The ones who cannot control their fear, whose hearts are filled with darkness, who cannot hold their Truth, are devoured or turned to stone as they run from him.

Those who hold Truth and Courage, who stand in their authentic selves, he blesses with wisdom and magic and bids them return to their lives as Chosen Ones, to be leaders and beacons for others.

We departed at dawn from the Granville Island boat basin in Vancouver's False Creek.
PAUL TAYLOR

Vancouver Cast-Off

At 7:15 a.m. I untied the midships
rope and leaned into the heavy wooden hull to ease her bulk from the float. Tucked the toe of my grubby sneaker into a scupper and gave the wharf a little good-riddance shove as I swung my leg over the bulwarks and onto the newly oiled deck. My feet wouldn't touch home again for four months, and that was more than fine by me.

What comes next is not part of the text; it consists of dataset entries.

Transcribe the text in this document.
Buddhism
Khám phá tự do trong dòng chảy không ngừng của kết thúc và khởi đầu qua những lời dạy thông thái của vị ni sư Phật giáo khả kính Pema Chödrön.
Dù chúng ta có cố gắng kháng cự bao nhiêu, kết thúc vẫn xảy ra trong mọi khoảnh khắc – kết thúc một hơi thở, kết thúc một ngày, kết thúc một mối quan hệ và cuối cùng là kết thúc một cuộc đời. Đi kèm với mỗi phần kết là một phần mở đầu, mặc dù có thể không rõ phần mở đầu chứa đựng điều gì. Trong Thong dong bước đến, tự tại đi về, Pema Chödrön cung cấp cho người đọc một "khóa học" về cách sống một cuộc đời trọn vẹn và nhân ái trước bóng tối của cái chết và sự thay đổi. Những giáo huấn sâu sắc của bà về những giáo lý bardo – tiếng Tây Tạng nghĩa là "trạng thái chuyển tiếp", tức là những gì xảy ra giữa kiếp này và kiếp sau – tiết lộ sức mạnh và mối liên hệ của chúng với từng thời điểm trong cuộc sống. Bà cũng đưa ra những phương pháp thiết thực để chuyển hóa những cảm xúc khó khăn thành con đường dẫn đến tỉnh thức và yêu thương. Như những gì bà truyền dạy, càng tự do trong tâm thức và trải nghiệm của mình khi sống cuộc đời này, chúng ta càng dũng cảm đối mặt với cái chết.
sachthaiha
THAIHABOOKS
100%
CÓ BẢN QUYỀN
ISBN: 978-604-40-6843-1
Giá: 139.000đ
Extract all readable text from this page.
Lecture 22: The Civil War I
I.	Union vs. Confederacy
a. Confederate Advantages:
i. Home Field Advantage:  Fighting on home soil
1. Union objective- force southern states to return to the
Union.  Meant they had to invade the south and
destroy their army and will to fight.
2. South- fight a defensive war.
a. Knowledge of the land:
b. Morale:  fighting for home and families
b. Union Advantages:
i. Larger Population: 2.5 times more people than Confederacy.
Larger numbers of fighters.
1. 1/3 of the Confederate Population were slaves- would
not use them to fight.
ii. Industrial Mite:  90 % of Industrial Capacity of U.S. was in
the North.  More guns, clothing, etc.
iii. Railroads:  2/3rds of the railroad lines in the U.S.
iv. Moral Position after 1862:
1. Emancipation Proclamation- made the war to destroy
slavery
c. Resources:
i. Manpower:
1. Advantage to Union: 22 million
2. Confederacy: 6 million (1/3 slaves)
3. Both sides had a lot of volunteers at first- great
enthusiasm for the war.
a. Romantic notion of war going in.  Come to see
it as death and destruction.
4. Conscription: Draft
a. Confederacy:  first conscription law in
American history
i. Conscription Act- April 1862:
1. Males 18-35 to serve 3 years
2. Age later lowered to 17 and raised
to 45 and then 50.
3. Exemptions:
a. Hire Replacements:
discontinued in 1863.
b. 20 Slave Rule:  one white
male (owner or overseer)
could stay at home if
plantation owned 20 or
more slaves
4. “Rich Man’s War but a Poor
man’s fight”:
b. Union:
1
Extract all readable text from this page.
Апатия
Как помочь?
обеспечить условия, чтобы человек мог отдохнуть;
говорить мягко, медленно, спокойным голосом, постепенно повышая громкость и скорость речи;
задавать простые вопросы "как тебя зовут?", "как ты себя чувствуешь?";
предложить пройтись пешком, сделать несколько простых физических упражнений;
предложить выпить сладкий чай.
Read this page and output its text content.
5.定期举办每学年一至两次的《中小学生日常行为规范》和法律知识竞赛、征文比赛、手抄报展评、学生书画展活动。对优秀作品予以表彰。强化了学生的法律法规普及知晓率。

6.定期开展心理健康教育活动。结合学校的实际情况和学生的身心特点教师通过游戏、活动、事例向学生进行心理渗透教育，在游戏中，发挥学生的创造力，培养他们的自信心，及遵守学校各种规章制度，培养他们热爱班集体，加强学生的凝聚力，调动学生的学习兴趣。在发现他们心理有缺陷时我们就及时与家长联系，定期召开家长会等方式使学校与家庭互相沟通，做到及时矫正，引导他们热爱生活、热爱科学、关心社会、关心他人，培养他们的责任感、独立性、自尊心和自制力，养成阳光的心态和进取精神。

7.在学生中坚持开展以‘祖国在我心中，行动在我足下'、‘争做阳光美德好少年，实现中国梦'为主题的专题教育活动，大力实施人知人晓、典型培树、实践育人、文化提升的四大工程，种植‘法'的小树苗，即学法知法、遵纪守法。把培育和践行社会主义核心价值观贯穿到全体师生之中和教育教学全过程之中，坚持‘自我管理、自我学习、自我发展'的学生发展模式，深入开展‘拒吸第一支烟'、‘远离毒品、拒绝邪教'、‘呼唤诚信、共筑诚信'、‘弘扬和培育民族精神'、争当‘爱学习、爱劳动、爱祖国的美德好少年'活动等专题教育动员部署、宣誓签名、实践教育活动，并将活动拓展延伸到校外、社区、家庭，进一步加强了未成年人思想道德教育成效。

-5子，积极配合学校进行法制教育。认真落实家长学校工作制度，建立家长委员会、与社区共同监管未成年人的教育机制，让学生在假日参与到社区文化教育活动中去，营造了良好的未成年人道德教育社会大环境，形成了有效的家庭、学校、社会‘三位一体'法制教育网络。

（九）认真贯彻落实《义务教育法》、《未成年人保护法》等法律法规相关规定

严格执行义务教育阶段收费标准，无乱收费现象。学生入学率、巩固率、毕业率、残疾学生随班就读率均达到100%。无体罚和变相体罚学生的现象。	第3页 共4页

We would catch the outgoing tide that would sweep us away from this blue-collar corner of the yachty Granville Island boat basin, out into False Creek that rippled into the salty heart of the city, under the bridges and past the glittering towers and endless beaches and muscular green mountains. Out past the deep-sea freighters tethered in Burrard Inlet. Past the lighthouses and markers and buoys, then north and more north, until we reached the fishing grounds 400 miles away.

We left on a watery West Coast morning, all soft and grey and silent. Pussy-willow days, I'd called them since I'd first stood on this Vancouver wharf, clutching my dad's meaty finger in one hand and a spray of velvety grey buds in the other.